Well, the west side of town is not part of what’s going on — not a lot of people want to talk about it. It reminds me of Williamsburg about 15 years ago. There was no rhyme or reason to it; people just started coming in and forcing the older people out. Living in Bed-Sty, it’s like — people stayed there, weathered the storm for years, and when the money starts coming into the neighborhood, things start opening up, they’re not in a position to take advantage of the new stuff. They can no longer afford to live there.

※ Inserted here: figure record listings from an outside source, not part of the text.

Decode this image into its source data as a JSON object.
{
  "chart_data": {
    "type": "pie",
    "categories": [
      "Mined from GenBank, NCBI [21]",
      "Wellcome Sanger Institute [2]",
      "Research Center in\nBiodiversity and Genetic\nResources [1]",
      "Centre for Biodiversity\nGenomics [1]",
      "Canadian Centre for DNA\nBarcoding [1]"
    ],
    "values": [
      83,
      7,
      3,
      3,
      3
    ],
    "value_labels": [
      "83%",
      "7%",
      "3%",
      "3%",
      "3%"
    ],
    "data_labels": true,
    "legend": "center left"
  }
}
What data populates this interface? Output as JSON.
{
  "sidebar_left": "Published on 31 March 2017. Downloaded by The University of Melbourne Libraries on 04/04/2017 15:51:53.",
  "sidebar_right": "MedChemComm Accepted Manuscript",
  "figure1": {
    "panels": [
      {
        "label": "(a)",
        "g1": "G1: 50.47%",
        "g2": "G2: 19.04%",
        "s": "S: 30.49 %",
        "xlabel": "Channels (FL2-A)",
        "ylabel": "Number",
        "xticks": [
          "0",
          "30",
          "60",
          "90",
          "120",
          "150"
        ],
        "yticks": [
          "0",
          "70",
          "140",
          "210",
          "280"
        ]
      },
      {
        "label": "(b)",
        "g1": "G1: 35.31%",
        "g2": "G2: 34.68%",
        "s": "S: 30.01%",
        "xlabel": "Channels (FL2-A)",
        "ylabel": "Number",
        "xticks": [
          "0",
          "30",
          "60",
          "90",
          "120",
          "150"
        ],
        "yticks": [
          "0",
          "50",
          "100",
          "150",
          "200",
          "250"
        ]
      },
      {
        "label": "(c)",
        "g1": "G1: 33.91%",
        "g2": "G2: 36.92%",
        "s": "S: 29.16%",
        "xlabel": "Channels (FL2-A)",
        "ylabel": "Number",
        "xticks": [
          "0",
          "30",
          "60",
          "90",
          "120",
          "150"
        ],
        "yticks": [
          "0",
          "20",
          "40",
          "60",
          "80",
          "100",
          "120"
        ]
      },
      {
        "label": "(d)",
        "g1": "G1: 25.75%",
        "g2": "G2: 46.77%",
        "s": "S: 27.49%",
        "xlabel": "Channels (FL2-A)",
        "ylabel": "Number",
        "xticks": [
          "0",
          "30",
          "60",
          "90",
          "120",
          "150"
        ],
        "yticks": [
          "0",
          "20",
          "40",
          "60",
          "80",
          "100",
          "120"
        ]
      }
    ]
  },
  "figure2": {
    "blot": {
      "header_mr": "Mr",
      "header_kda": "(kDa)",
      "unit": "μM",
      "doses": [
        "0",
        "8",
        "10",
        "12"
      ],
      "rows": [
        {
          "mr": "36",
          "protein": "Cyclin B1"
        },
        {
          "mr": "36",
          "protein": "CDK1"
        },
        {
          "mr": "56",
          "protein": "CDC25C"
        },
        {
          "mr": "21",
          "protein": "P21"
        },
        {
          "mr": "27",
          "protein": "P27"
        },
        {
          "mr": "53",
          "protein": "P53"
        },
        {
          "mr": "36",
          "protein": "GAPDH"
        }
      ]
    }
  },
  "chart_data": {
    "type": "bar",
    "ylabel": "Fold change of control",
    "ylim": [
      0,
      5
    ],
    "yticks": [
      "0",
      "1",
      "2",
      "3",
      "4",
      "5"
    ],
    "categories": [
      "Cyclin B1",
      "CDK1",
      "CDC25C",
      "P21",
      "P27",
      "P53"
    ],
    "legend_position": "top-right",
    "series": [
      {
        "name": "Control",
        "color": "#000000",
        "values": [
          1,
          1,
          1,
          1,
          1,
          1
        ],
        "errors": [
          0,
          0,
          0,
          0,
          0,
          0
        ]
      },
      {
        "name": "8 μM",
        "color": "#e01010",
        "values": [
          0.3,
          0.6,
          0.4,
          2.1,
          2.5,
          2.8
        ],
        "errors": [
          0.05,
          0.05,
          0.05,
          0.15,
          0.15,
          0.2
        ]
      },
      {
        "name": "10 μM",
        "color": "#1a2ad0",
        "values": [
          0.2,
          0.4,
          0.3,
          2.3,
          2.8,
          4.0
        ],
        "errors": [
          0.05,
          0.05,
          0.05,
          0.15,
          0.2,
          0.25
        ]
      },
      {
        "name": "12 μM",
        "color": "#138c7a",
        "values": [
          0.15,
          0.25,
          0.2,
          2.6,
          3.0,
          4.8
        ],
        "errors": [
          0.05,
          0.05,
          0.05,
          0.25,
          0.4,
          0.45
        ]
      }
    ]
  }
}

I went to one of the First Night events in the downtown, and I didn’t see one person of color. And this is a town that’s been majority African-American for years. Then I met a bar owner over on the west side, and he had never heard of the First Night thing. So, I really appreciate what ArtsCAP is doing, but there’s still a lot that needs to be done, to get people working together.
And you’re thinking that music, or the arts in general, can play a big role in that?
Well, we were talking about influences a moment ago, and the thing that had the single biggest influence on me was this one event; after 9/11 I went to Yankee Stadium to see this program with all of these spiritual leaders coming together. All of these different singers, working together. I said, that’s what music is for. And anything I do from now on, should be along those lines.
Which brings us back to Ma’Plej’ and songs like “New Orleans, a Warning.”
I’m the guy who can’t keep his mouth shut. This is perfect for me!